New environment chief to champion Kyoto pact, end to illegal dumping


Seeing the Kyoto climate pact put into force and combating illegal waste dumping are two priorities for newly appointed Environment Minister Shunichi Suzuki, for whom the latter hits close to home.

Caught by surprise when offered a Cabinet portfolio, Suzuki readily admitted not being very familiar with environmental issues, but said he believes his experience working on social issues, as parliamentary vice minister in 1996 of the then Health and Welfare Ministry under Ryutaro Hashimoto, will serve him well.

While at the ministry’s helm, Suzuki said he hopes to follow through on the efforts of Hiroshi Ohki, whom he replaced Monday, and focus on reconciling environmental concerns and economic growth, as mandated by Prime Minister Junichiro Koizumi.

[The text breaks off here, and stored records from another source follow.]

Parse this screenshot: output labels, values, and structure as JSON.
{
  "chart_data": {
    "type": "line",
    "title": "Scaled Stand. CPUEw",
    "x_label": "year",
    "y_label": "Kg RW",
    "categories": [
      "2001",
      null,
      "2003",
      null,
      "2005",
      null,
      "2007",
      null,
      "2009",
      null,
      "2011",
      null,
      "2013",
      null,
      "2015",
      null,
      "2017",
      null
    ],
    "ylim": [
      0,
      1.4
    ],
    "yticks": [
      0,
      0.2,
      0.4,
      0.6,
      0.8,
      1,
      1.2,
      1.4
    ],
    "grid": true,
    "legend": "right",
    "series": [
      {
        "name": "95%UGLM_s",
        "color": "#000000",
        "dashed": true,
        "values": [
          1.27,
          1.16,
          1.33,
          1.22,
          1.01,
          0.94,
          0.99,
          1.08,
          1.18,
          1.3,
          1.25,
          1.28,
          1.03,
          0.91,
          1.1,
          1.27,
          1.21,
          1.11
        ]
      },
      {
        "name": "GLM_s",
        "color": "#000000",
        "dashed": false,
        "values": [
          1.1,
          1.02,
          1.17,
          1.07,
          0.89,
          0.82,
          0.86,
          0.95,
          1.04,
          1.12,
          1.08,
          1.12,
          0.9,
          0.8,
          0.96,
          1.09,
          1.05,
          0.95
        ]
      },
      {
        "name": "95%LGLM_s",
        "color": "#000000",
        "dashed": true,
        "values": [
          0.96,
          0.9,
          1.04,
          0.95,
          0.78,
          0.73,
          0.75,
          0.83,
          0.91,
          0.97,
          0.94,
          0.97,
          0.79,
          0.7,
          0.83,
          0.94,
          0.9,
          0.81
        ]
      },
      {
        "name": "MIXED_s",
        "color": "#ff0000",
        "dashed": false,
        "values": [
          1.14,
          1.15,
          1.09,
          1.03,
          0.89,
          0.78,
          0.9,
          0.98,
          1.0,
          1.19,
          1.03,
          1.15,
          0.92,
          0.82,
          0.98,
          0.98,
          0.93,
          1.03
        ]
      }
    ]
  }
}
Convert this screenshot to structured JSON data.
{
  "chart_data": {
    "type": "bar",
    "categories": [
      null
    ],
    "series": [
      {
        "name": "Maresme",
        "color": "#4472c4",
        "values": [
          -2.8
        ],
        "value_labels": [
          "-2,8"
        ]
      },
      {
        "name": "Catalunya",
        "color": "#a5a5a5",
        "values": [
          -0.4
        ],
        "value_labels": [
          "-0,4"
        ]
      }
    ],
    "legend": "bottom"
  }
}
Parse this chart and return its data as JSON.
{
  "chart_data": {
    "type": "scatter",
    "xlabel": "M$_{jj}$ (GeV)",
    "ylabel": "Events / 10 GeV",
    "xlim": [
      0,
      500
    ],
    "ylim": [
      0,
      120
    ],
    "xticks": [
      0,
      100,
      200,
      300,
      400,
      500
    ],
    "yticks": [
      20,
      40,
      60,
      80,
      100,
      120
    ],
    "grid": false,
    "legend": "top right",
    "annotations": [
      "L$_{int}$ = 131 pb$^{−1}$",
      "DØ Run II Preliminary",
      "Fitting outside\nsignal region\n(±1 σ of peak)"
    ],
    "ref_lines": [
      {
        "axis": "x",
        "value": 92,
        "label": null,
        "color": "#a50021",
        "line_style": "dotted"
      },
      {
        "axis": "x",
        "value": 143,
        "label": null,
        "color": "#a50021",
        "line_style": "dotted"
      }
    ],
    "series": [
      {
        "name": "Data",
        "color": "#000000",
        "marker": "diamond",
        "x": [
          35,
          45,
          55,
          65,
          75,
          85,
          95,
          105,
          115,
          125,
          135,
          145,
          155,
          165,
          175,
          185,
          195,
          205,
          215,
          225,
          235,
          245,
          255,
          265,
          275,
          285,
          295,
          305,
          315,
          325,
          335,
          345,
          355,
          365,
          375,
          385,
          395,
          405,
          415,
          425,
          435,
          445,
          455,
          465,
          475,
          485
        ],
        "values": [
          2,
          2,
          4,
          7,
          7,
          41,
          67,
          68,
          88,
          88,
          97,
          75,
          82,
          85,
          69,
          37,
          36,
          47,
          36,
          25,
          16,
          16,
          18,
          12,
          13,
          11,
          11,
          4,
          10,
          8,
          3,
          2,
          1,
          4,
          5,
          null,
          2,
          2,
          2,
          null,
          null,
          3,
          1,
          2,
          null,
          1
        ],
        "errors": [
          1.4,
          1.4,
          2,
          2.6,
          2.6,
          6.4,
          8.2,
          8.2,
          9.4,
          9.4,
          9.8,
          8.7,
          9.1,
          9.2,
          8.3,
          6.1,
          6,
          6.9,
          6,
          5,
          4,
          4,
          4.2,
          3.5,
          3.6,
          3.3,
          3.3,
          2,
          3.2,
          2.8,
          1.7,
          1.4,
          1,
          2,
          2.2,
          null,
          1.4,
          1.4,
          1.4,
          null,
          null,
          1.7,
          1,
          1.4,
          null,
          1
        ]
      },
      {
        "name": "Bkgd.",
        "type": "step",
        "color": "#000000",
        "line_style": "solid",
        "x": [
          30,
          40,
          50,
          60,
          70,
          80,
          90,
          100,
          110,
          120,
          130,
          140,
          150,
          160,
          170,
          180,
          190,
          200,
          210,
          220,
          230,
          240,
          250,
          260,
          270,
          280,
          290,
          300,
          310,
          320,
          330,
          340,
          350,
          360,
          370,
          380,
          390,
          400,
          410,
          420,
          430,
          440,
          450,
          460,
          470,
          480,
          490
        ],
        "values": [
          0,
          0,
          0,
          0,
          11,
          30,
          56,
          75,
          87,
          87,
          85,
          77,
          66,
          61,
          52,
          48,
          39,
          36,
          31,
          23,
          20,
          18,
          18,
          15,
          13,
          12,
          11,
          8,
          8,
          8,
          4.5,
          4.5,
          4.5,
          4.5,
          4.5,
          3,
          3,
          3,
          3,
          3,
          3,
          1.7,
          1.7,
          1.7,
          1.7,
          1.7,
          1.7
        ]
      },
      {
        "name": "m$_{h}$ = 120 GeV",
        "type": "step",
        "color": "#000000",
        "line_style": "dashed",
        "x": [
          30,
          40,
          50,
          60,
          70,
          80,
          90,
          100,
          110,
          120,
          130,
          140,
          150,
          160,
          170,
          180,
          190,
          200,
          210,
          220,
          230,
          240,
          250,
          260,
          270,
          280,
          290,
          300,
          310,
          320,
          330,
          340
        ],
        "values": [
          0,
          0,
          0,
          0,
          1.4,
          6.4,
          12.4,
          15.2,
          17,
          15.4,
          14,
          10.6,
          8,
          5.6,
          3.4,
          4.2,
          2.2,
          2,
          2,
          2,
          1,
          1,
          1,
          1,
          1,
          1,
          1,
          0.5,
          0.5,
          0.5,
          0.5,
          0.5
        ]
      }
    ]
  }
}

Specifically, Suzuki wants to see the Kyoto Protocol, which mandates cuts in greenhouse gas emissions for industrialized nations, put into force. To facilitate this, he said he hopes Russia will expeditiously ratify the pact.

“We have gone to the trouble of creating one framework that most of the world agrees upon. I think this has to be brought to completion,” he maintained.

To ease doubts about achieving the goals spelled out in the pact, obstacles need to be overcome, including convincing the United States to return to the agreement, which it spurned in March 2001.

“While it may not be possible to get America to participate soon, I will continue our government’s call for the U.S. to rejoin the pact,” he said. “I plan to use all available channels to see that (the protocol) is put into force.”

A four-term House of Representatives member from the Liberal Democratic Party and son of former Prime Minister Zenko Suzuki, Shunichi Suzuki, at 49, is also one of the youngest ministers as well as one of four second-generation politicians in the new Cabinet.

Suzuki’s constituency is in Iwate Prefecture, whose border with Aomori Prefecture is home to the nation’s largest illegal dump site.

“This (illegal dump) is of an unprecedented scale. I think this should be a model case and hope to come up with measures to prevent this from ever occurring again,” Suzuki said, referring to the ministry’s budget request of 2.6 billion yen to clean up the site.

To this end, it will be important to determine who was responsible for the debacle, including prefectural authorities who let the dump grow unchecked for years, he said.

In response to questions about the controversial reclamation of Okinawa’s Awase tidal flats, he said that while the Environment Ministry may not have a legal right to comment on the project, it will “say what needs to be said” in the form of advice to prefectural authorities.

For Suzuki, the appointment as environment minister was an unexpected coincidence of sorts.

“This being the time for appointments, I thought that maybe vice ministers would be appointed at the same time as ministers and (that the phone call telling me to be at the Diet member’s building) might have to do with that. But then the prime minister called me and asked me to cooperate as a member of the Cabinet.”

His father also assumed his first ministerial position at the age of 49, when he was installed as posts and telecommunications minister.